Are there products in the category of $\sigma$-algebras and (reversed) $\sigma$-homomorphisms?

The products you're looking for are just coproducts in the category of $\sigma$-algebras. These can be shown to exist by various high-level arguments: for instance, $\sigma$-algebras are models of a generalized algebraic theory, and such categories always admit all limits and colimits.

The general recipe for constructing coproducts of models of an algebraic theory is as follows. For objects $X$ and $Y$ that are free, say $X=F(S)$ and $Y=F(T)$ for sets $S$ and $T$, the coproduct $X\coprod Y$ must be the free algebra $F(S\coprod T)$, since $F$ is a left adjoint and preserves coproducts. If $X$ and $Y$ are general algebras, then we give them a presentation. Categorically, this corresponds to writing $X$ as a (reflexive) coequalizer of free algebras $X''\rightrightarrows X'$, where $X'$ is free on a generating set for $X$ and $X''$ is free on a set of relations. Now we can construct $X\coprod Y$ as the coequalizer of the coproduct of presentations for $X$ and $Y$, that is of the canonical maps $X''\coprod Y''\rightrightarrows X'\coprod Y'$. In short, we construct coproducts by taking the disjoint union of presentations. This is likely familar from the example of the free product of groups.

Your example falls into this description: we give $\mathcal A$ and $\mathcal B$ the maximal presentations with all elements generating and all possible relations listed. Then the coproduct $\mathcal A\coprod \mathcal B$ of $\sigma$-algebras is generated by the disjoint union $\mathcal A\sqcup \mathcal B$ of the underlying sets. This corresponds in your picture to generating $\mathcal A\coprod \mathcal B$ by the elements $A\times Y$ and $X\times B$ instead of $(A,B)$, which works fine. However, I'm not completely sure whether the $\sigma$-algebra you suggest is actually the coproduct of $\sigma$-algebras. I think the analogous question fails for sufficiently unusual topological spaces-the topology on the product of the spaces may not be the coproduct of the topologies. However, such a coproduct certainly does exist. It's just hard work to get an explicit handle on it, which is one key reason to prefer measurable spaces to abstract $\sigma$-algebras.

EDIT: I missed a subtlety resulting from your presentation, which is that it's not immediate that the coproduct of $\sigma$-algebras of sets should coincide with the coproduct of abstract $\sigma$-algebras.
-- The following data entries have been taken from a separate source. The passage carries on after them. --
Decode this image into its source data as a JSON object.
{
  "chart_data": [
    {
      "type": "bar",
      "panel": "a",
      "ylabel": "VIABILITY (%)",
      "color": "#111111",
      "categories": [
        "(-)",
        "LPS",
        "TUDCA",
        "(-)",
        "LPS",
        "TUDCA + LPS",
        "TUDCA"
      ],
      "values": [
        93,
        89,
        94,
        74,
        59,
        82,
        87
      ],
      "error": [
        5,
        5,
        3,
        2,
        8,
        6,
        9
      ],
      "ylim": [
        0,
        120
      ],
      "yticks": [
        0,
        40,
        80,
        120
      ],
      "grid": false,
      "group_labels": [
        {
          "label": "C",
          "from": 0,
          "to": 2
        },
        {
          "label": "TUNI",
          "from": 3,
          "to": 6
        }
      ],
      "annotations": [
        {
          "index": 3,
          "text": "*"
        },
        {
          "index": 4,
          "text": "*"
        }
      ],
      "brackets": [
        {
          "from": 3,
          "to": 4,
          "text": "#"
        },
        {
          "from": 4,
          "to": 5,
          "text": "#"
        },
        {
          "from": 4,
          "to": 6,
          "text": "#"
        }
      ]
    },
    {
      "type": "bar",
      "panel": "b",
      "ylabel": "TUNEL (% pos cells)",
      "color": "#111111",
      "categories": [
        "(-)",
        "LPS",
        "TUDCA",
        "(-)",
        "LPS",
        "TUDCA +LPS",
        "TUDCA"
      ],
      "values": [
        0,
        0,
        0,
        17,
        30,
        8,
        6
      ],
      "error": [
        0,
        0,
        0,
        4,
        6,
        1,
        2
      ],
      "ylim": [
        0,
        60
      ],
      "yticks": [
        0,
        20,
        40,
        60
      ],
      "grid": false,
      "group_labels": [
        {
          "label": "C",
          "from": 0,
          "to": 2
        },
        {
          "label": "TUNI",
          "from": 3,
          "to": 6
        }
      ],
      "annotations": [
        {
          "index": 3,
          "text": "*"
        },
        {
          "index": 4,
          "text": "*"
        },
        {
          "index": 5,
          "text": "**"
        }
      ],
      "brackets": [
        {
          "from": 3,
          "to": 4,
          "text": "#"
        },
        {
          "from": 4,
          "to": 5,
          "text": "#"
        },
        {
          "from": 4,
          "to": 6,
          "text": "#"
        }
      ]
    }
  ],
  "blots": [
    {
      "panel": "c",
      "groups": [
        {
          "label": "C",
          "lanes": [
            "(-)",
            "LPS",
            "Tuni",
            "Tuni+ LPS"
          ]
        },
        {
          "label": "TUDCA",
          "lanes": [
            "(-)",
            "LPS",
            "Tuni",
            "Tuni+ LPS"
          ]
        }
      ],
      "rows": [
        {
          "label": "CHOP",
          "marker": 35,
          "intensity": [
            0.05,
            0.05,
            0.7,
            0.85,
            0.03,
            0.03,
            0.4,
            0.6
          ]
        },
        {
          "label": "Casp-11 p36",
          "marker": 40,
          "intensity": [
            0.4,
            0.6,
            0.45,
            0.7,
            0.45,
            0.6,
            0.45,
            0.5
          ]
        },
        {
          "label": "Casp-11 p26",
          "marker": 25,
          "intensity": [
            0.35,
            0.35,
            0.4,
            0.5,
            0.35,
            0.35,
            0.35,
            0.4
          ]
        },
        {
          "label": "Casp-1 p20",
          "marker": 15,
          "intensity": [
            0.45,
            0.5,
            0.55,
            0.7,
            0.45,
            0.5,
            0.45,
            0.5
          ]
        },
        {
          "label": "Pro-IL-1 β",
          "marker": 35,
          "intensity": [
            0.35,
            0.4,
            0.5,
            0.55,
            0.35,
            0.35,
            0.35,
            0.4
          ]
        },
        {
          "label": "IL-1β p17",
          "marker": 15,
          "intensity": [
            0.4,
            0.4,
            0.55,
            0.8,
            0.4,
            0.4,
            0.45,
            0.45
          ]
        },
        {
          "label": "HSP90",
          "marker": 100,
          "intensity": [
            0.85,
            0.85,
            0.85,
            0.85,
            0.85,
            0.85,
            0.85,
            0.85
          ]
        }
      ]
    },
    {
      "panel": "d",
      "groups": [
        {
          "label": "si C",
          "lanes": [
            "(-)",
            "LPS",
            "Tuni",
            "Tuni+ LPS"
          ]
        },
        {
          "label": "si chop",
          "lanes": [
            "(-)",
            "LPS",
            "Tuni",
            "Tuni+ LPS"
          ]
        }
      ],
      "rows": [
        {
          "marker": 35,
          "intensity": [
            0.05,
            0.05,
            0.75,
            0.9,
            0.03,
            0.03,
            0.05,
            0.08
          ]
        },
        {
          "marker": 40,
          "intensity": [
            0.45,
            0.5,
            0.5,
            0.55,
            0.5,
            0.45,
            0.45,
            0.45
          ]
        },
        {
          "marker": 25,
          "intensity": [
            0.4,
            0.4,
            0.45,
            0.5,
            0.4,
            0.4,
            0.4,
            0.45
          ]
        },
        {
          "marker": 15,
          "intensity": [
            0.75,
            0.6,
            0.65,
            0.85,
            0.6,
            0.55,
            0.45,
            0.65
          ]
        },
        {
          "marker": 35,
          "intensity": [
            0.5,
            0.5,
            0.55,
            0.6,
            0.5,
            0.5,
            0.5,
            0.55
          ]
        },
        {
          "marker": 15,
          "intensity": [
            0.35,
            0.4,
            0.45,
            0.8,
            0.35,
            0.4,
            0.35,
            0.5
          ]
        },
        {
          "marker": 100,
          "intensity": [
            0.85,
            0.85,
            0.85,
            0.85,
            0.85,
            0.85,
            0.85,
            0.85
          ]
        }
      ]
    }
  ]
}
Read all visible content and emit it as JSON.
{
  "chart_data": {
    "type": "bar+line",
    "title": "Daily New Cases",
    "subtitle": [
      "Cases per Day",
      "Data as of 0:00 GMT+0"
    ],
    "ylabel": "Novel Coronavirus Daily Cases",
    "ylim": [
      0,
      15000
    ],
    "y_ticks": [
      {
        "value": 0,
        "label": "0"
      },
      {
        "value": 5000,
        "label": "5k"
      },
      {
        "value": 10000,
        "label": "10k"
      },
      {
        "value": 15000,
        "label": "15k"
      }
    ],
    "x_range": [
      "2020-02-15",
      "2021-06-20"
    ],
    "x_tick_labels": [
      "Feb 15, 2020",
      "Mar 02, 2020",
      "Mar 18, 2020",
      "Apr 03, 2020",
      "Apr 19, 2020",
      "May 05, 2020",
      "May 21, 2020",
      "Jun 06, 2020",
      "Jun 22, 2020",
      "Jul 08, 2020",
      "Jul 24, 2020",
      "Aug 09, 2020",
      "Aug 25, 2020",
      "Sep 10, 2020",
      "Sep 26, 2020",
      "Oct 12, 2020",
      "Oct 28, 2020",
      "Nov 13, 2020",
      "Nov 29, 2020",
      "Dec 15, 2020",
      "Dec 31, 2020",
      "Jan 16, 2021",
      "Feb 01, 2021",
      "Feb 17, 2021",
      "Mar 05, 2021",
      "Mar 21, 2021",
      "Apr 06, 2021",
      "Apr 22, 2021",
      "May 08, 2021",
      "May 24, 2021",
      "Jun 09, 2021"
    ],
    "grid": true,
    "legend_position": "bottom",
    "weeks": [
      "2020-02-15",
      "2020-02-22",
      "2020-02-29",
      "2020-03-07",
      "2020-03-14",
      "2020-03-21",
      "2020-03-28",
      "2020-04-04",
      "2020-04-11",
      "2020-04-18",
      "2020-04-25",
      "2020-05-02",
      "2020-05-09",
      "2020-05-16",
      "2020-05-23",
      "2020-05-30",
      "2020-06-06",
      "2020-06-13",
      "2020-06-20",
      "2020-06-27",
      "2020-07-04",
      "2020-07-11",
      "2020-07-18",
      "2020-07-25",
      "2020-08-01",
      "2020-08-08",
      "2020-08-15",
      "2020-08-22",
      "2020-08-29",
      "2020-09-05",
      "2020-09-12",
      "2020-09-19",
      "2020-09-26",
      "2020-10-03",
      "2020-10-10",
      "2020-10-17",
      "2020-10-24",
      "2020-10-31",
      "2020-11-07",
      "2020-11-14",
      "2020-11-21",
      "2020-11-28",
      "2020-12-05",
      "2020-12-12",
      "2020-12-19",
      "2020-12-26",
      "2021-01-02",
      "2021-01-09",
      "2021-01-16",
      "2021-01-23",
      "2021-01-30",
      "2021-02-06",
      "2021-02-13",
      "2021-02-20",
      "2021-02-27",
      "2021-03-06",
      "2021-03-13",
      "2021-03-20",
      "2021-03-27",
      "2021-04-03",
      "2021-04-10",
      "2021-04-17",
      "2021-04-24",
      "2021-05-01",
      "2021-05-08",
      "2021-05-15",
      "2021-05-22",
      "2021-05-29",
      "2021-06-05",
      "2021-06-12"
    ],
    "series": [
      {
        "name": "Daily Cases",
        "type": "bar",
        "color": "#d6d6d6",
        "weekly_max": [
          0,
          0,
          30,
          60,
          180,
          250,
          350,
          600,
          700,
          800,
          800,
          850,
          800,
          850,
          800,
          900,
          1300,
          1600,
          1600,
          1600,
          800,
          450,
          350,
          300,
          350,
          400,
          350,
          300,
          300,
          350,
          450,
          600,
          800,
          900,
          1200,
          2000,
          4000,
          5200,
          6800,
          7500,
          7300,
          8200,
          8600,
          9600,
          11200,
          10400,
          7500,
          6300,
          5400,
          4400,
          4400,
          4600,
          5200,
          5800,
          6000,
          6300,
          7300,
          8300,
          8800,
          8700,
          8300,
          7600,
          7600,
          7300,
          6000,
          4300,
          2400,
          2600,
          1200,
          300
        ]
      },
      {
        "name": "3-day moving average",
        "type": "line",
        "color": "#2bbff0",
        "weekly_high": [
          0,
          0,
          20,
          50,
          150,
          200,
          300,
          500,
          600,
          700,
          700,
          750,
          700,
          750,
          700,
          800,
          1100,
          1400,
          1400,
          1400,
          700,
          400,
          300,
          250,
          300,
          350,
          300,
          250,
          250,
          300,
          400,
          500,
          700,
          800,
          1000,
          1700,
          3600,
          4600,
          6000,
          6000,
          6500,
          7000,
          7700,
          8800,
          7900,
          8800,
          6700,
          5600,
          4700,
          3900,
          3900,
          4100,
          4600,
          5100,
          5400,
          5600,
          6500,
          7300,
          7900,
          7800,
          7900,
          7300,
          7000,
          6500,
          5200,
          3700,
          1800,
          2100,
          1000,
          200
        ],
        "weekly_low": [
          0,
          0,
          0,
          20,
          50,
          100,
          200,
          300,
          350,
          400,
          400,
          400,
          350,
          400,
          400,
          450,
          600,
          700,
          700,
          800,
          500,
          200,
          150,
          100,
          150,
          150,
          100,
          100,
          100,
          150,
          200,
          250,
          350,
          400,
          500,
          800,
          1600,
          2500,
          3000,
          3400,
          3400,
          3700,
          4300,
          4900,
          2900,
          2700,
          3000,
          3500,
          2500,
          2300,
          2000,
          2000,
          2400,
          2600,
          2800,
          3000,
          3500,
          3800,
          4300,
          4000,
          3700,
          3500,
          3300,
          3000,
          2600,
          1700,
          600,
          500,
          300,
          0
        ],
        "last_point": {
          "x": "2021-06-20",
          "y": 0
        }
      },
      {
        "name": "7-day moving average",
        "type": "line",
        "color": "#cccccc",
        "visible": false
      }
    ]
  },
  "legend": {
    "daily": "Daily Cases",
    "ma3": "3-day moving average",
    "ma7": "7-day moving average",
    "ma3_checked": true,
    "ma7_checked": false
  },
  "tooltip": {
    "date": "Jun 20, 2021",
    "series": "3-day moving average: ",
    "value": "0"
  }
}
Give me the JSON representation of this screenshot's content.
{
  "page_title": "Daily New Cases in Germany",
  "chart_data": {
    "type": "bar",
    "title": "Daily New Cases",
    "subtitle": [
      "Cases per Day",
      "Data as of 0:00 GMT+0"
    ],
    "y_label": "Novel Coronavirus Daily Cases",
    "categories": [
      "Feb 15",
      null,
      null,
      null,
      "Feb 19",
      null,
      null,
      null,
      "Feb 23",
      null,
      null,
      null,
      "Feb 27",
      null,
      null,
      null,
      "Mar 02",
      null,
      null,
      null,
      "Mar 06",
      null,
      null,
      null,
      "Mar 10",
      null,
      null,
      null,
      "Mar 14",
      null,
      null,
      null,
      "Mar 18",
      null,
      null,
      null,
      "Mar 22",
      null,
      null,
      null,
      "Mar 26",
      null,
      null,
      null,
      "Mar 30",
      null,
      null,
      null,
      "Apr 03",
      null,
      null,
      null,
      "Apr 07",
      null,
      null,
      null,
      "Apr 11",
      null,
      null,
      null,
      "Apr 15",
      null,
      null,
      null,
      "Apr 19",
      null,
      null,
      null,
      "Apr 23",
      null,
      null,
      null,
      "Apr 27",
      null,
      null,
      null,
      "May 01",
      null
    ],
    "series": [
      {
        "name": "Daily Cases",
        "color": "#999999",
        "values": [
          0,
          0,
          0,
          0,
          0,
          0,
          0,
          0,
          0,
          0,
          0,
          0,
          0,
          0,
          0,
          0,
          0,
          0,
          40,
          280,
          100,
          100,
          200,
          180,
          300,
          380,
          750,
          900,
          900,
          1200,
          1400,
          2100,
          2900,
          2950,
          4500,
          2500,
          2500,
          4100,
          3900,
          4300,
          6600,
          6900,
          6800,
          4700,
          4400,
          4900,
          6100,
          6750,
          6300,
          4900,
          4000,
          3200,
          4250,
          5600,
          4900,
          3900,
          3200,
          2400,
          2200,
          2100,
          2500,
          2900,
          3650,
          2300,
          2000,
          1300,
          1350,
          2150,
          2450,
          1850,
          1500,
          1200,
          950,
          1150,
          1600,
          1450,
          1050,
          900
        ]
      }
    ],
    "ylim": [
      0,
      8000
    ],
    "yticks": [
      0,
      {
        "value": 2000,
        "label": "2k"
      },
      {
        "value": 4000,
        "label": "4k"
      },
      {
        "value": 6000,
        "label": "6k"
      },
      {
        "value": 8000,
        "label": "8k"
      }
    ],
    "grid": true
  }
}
Unlike the case for Boolean algebras, not every abstract $\sigma$-algebra can be represented as a $\sigma$-algebra of sets, and so the question is serious. Apparently, every abstract $\sigma$-algebra can instead be represented as the quotient of a canonical $\sigma$-algebra of sets by a $\sigma$-ideal. It seems plausible to me that this quotient is the counit of an adjunction whose left adjoint is the inclusion of $\sigma$-algebras of sets into abstract $\sigma$-algebras. If that is the case, then the construction above gives the correct construction of the coproduct. Unfortunately, the reference I have for this claim is very dated, and I can't easily extract the desired adjunction from it. Here it is: http://www.ams.org/journals/bull/1947-53-08/S0002-9904-1947-08866-2/S0002-9904-1947-08866-2.pdf

In any case, it's unclear to me that there's any reason to think solely about $\sigma$-algebras of sets, if you're only actually using the maps of abstract $\sigma$-algebras. That's another way to avoid this worry, but maybe you have a concrete reason (no pun intended) no to do that.